Why a 35mm Camera Shortchanges Your Photos

Here’s a good example of how using the right camera can put you miles ahead when it comes to online photos that make sellers happy.

I personally like this example because the before shot is not all that bad – I took it with my old 35 mm camera, which is what I used to take all of my home photos with, and the house itself is newer, with high ceilings and an open floor plan.

Here’s the before shot:

Taken with 35 mm camera

In addition to the 35 mm lens width, there are a few other problems we needed to fix:

The clunky chair in the foreground and the blue futon in the bottom right corner take up a lot of space and make the room look smaller. The keychains hanging to the left of the photo are distracting, and the lamps and tables at the far end of the room look cluttered – plus, the whole photo is a little on the dark side.

However, you have to admit it’s pretty much in line with a lot of run of the mill photos you’d see online anytime.

Here’s the after shot, taken with a 24 mm lens camera:

Taken with 24 mm lens.

We took out the futon and replaced with the blue chair that had been blocking the main view, added plants (my usual workhorses) as focal points at the far end of the room, and a stager (Leda Buller, of LCB Design in Kirkland, WA – great at minimalistic staging) added a few small items.
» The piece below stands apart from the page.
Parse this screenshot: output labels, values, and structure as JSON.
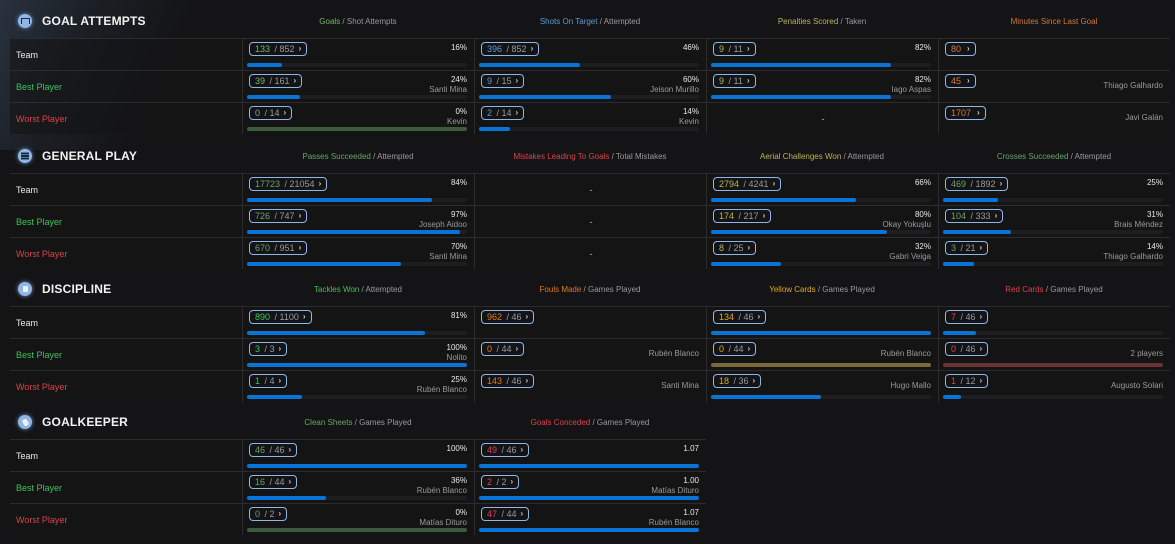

But notice the big change in how much more expansive the room looks! The 24 mm lens really shows the size and high ceilings that make this a great living area. (I also used editing software to lighten the photo since it still turned out a little darker than the room actually was.)

Comparing these two photos, isn’t the second one much more inviting? Most importantly, it makes the features that add MARKET VALUE to this home obvious – high ceilings, large size, open feel, and good light. This home sold in less than 2 weeks for 99.4% of list price – in other words, people who saw the photos were not disappointed when they visited the house, the photos just did a good job of representing what was actually there.)

Here’s another thing to note: When you’re dealing with all kinds of competition for listings, this is where you can really stand out. Sellers who see the first photo just think, “Oh, there’s a photo of our living room, it looks fine.” They don’t know what they’re not getting. But when they see the second photo compared to the first they are floored. Suddenly the bar has been raised, and you raised it.

Bottom line? It’s much easier for sellers to understand what they’re paying for when they can see your skills increase the market value of their home.